The change of per capita GDP and its effect

Energy consumption of unit GDP was 54.78% in 2018 lower than that of 2007 (Fig. 4). Optimizing the unit GDP from energy consumption could curb the increase in carbon emissions. The absolute value of energy efficiency effect indicated that the optimization of energy consumption per unit GDP is important to reducing carbon emissions, and a similar conclusion is noted by Xu et al. (2016). China has improved energy efficiency through improving technology for cleaner production. Even so, China’s energy consumption still constitutes a large proportion of the world’s total consumption. Although China’s unit GDP of energy consumption has been declining year by year (Fig. 4), it has remained higher than the global average during the study period. In 2016, for example, China’s unit GDP of energy consumption was 1.4 times greater than the global average and 2.1 times greater than the average for developed countries.

Fig. 4
figure 4

The change of E/Y and energy efficiency effect

Energy structure

Our results show that in China, coal consumption, as of 2018, still accounts for the largest energy supply among all three energy sources, and natural gas has a relatively small share. From 2007 to 2018, the proportion of natural gas consumption in the total energy consumption of the three major primary energy sources increased by 5.1%, with a small and steady growth rate. At the same time, the proportion of coal consumption decreased from 72.5 in 2007 to 59.0% in 2018 (Fig. 5). Coal is still widely consumed by China’s population, and natural gas consumption only accounts for a small proportion of energy supply. The promotion and use of natural gas still lags behind. However, while total energy consumption is large in China, the per capita share of energy is small, and the demand for energy is still high. As a result, large-scale exploitation and utilization of fossil energy will likely continue in China to meet the need of sustained and rapid growth of energy consumption. Considering the potential environmental consequences from such energy consumption should be taken to achieve a sustainable development pathway of China’s economy and society.

Fig. 5
figure 5

The change of energy structure

Conclusions

Via a Kaya model and LMDI decomposition approach, we resolved carbon emissions from energy consumption in China between 2006 and 2018 for the effects of population, per capita GDP, energy efficiency and energy structure. Energy consumption carbon emissions increased rapidly from 2007 to 2011; the increase slowed from 2011 to 2014 and exhibited a slight decline from 2014 to 2016 but again increased through 2018.

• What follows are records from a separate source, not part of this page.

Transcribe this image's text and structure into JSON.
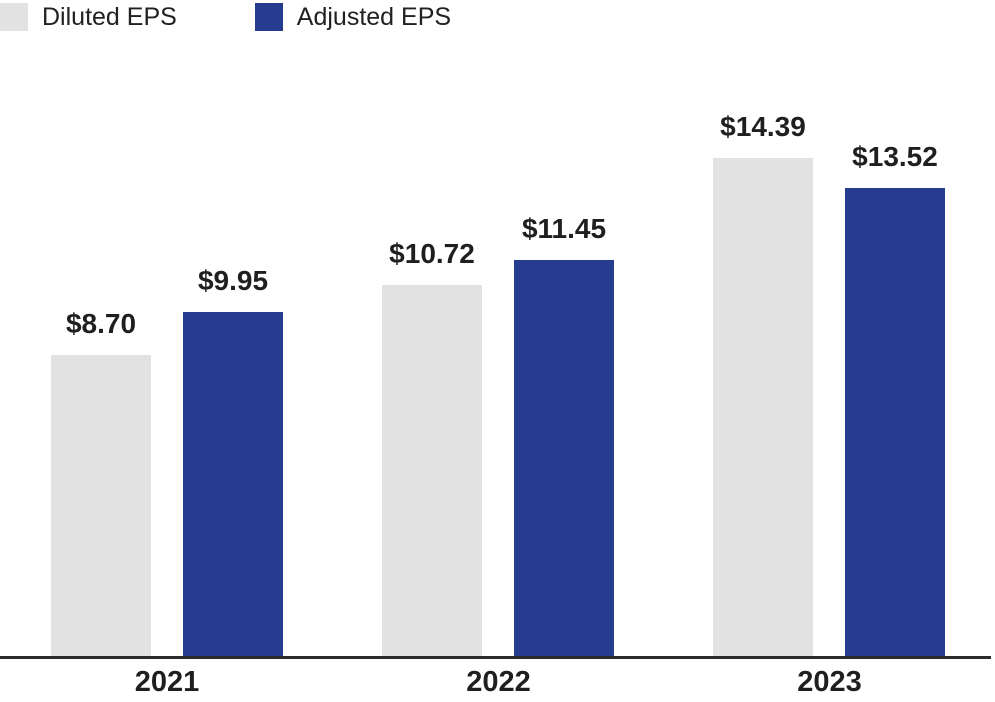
{
  "legend": {
    "items": [
      {
        "label": "Diluted EPS",
        "color": "#E2E2E2"
      },
      {
        "label": "Adjusted EPS",
        "color": "#253C8F"
      }
    ]
  },
  "chart_data": {
    "type": "bar",
    "categories": [
      "2021",
      "2022",
      "2023"
    ],
    "series": [
      {
        "name": "Diluted EPS",
        "color": "#E2E2E2",
        "values": [
          8.7,
          10.72,
          14.39
        ],
        "labels": [
          "$8.70",
          "$10.72",
          "$14.39"
        ]
      },
      {
        "name": "Adjusted EPS",
        "color": "#253C8F",
        "values": [
          9.95,
          11.45,
          13.52
        ],
        "labels": [
          "$9.95",
          "$11.45",
          "$13.52"
        ]
      }
    ],
    "value_prefix": "$",
    "ylim": [
      0,
      16
    ],
    "grid": false,
    "axis_color": "#2B2B2B",
    "text_color": "#1F1F1F",
    "legend_position": "top-left"
  }
}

We found that per capita GDP and energy efficiency were the main factors driving carbon emission effect, while the effects of population and energy structure were secondary. Increasing per capita GDP increased carbon emissions from 2007 to 2018. We suggest that reducing energy consumption per unit GDP could be an effective measure to reduce China’s carbon emissions.

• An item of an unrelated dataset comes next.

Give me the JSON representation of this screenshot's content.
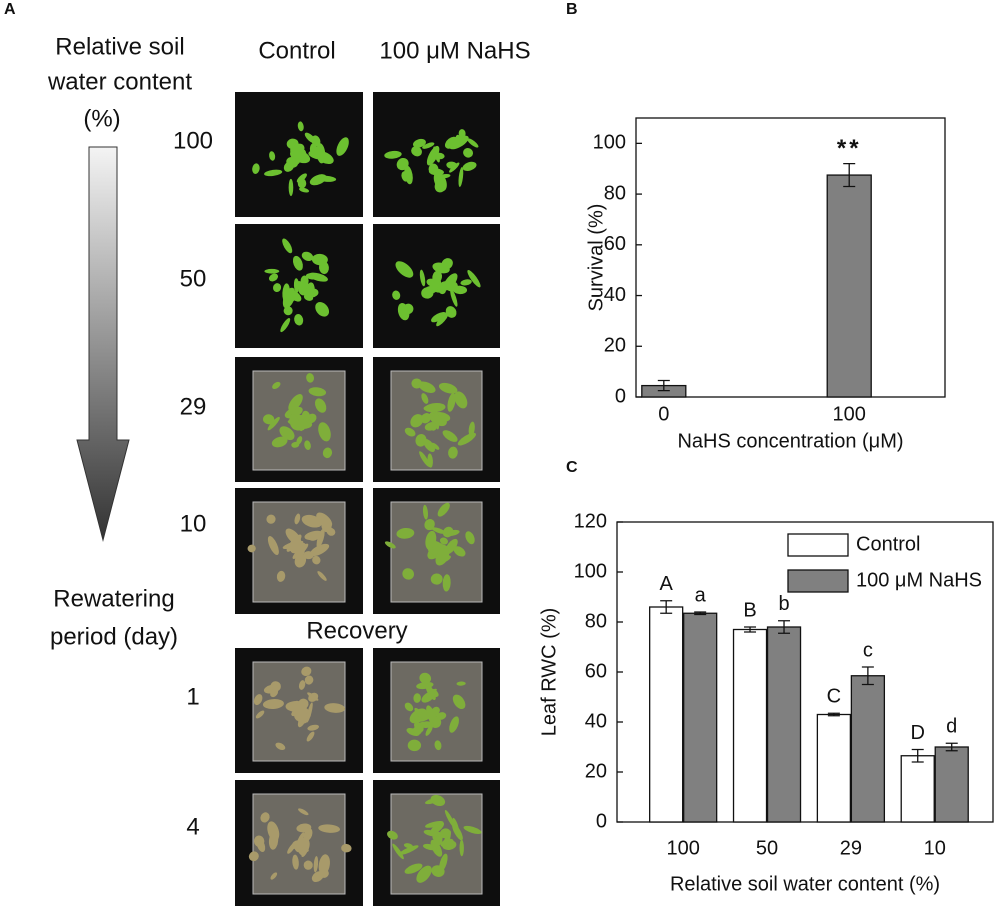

China has taken aggressive measures to cope with climate change, such as trials of carbon emission trading, carbon sequestration in forests and soils, improving energy efficiency and adjusting the country’s economic and the energy structure to a degree. China should vigorously support the innovation of industrial technologies to improving energy efficiency, especially in high-energy-intensive industries, and sustainable development, further optimize the national economic structure, develop industries that consume less energy and replace fossil fuels with renewable energy.